Fred wanted everyone to enjoy, with him, a simple truth he held so deeply and which sustained him through some challenging chapters in his life. To share that truth with you, I share a true story first.
It was a cool and cloudy October morning, many years ago. Tory, my wife, had driven me all around, blindfolded, to surprise me for my birthday with an adventure we’d never forget. When we reached our destination, she took off my blindfold. The first face I saw was Fred’s. Smiling at me, he said, “Are you ready?”
A lover of flying machines myself, I could hardly contain my first-flight excitement as I watched the colorful balloon filling with hot air. Soon it was time to board the gondola; Fred looked at me again and said with a smile, “Let’s go!”
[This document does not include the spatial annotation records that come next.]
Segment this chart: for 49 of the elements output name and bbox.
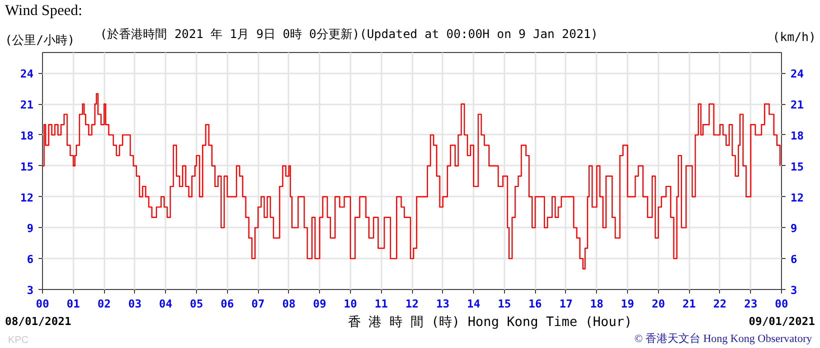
y-tick-label: 18 (20, 129, 34, 142)
y2-tick-label: 9 (790, 222, 798, 236)
text: 09/01/2021 (748, 315, 815, 328)
y-tick-label: 24 (20, 68, 34, 81)
x-tick-label: 01 (66, 298, 80, 310)
x-tick-label: 12 (405, 298, 419, 310)
x-tick-label: 06 (220, 298, 234, 310)
x-tick-label: 20 (652, 298, 665, 310)
y2-tick-label: 6 (790, 253, 798, 266)
x-tick-label: 18 (590, 298, 604, 310)
y-axis-title: (公里/小時) (5, 33, 75, 47)
y2-axis-title: (km/h) (772, 30, 816, 44)
x-axis-title: 香 港 時 間 (時) Hong Kong Time (Hour) (348, 315, 632, 330)
y-tick-label: 15 (20, 160, 34, 174)
y2-tick-label: 3 (790, 284, 798, 297)
x-tick-label: 02 (97, 298, 111, 310)
x-tick-label: 19 (620, 298, 634, 310)
x-tick-label: 23 (744, 298, 758, 310)
y2-tick-label: 18 (790, 129, 804, 142)
x-tick-label: 17 (559, 298, 573, 310)
x-tick-label: 00 (36, 298, 50, 310)
x-tick-label: 15 (498, 298, 511, 310)
x-tick-label: 10 (344, 298, 358, 310)
text: 08/01/2021 (5, 315, 72, 328)
x-tick-label: 09 (313, 298, 326, 310)
x-tick-label: 22 (713, 298, 727, 310)
x-tick-label: 08 (282, 298, 296, 310)
x-tick-label: 07 (251, 298, 265, 310)
x-tick-label: 04 (159, 298, 173, 310)
x-tick-label: 03 (128, 298, 142, 310)
x-tick-label: 00 (774, 298, 788, 310)
text: © 香港天文台 Hong Kong Observatory (634, 333, 812, 345)
y-tick-label: 21 (20, 98, 34, 112)
x-tick-label: 14 (466, 298, 481, 310)
y2-tick-label: 24 (790, 68, 804, 81)
chart-subtitle: (於香港時間 2021 年 1月 9日 0時 0分更新)(Updated at 00:00H on 9 Jan 2021) (100, 27, 598, 41)
x-tick-label: 05 (190, 298, 204, 310)
y2-tick-label: 21 (790, 98, 804, 112)
chart-title: Wind Speed: (5, 3, 82, 19)
x-tick-label: 11 (374, 298, 388, 310)
y2-tick-label: 12 (790, 191, 804, 204)
x-tick-label: 13 (436, 298, 450, 310)
y-tick-label: 9 (26, 222, 34, 236)
y-tick-label: 6 (26, 253, 34, 266)
x-tick-label: 21 (682, 298, 696, 310)
y-tick-label: 3 (26, 284, 34, 297)
y-tick-label: 12 (20, 191, 34, 204)
y2-tick-label: 15 (790, 160, 804, 174)
x-tick-label: 16 (528, 298, 542, 310)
We drifted higher and higher over familiar terrain; it was the most incredibly peaceful experience you could ever imagine. Then as we crossed the Delaware and looked over the mountains behind us, we noticed the clouds were getting thicker above us. So we asked Fred, “What would happen if it starts to rain?” He looked at us with a smile and said, “We might get a little wet.”
Sure enough, raindrops began falling, dripping their way down the balloon. Then we heard a “pfft” sound from burner above our heads. Tory and I had no idea anything was wrong when Fred looked at us, with a smile, and asked if either of us “had a light.” We both chuckled as we said, “No, we don’t smoke Fred.” Then with a very calm and comforting voice, he informed us we were experiencing what is technically called a “flame out.”
As we descended, with no hope of rising again, he prepared us for what was about to happen. He gave us various instructions on the way down, but I only remember his final words. “We’ll be landing hard,” he said. “Bend your knees and hold on.”
So we did exactly what he said as we hit the ground, then again, and again. Although I think Tory was eager for our ride to end, I thought it was the coolest thing ever! While we were packing up, Fred shared with us that, together, we experienced his very first “flame out.” Then he added that, “every landing you walk away from is a successful one.”
Well, we literally bounced back up the following week for another ride. This time, Fred showed up with a brand new, working lighter. He tested it for us with a huge smile on his face before we even started filling the balloon. We trusted Fred with our lives on more than one occasion, and we’d do it again in a heartbeat, if we could.
I believe this story can help relay the essence of the simple, uncomplicated truth Fred wanted you to most know. Fred asked me that morning, “Are you ready?” I said yes; and it led to an awesome adventure. But he wanted you to be asked that same question about your life. Tomorrow is promised to no one. Thankfully, Fred was ready; but he wanted you to be ready too.
When we saw the storm clouds getting thicker, Fred told us, “we might get a little wet.” Then, we had a “flame out” and he told us to “bend your knees and hold on.” When you put your faith and trust in Jesus Christ as your Savior, it doesn’t mean you will have a problem-free life. Fred was challenged by Parkinson’s, but not defeated by it. He took the words of James, the brother of Jesus, to heart when he said, “My brethren, count it all joy when you fall into various trials, knowing that the testing of your faith produces patience.”
When Fred told us, with a smile, that “every landing you walk away from is a successful one,” he shared his optimism toward life’s rough landings. Through both good and bad times, Fred echoed the words of Job, “The Lord gave, and the Lord has taken away”. His optimism and fearlessness was a direct result of the faith he had in his Lord and Savior.
One final post sums it all up: “A great sense of humor and an adventure seeker with no bounds... a huge heart and the ability to calm a rising storm.”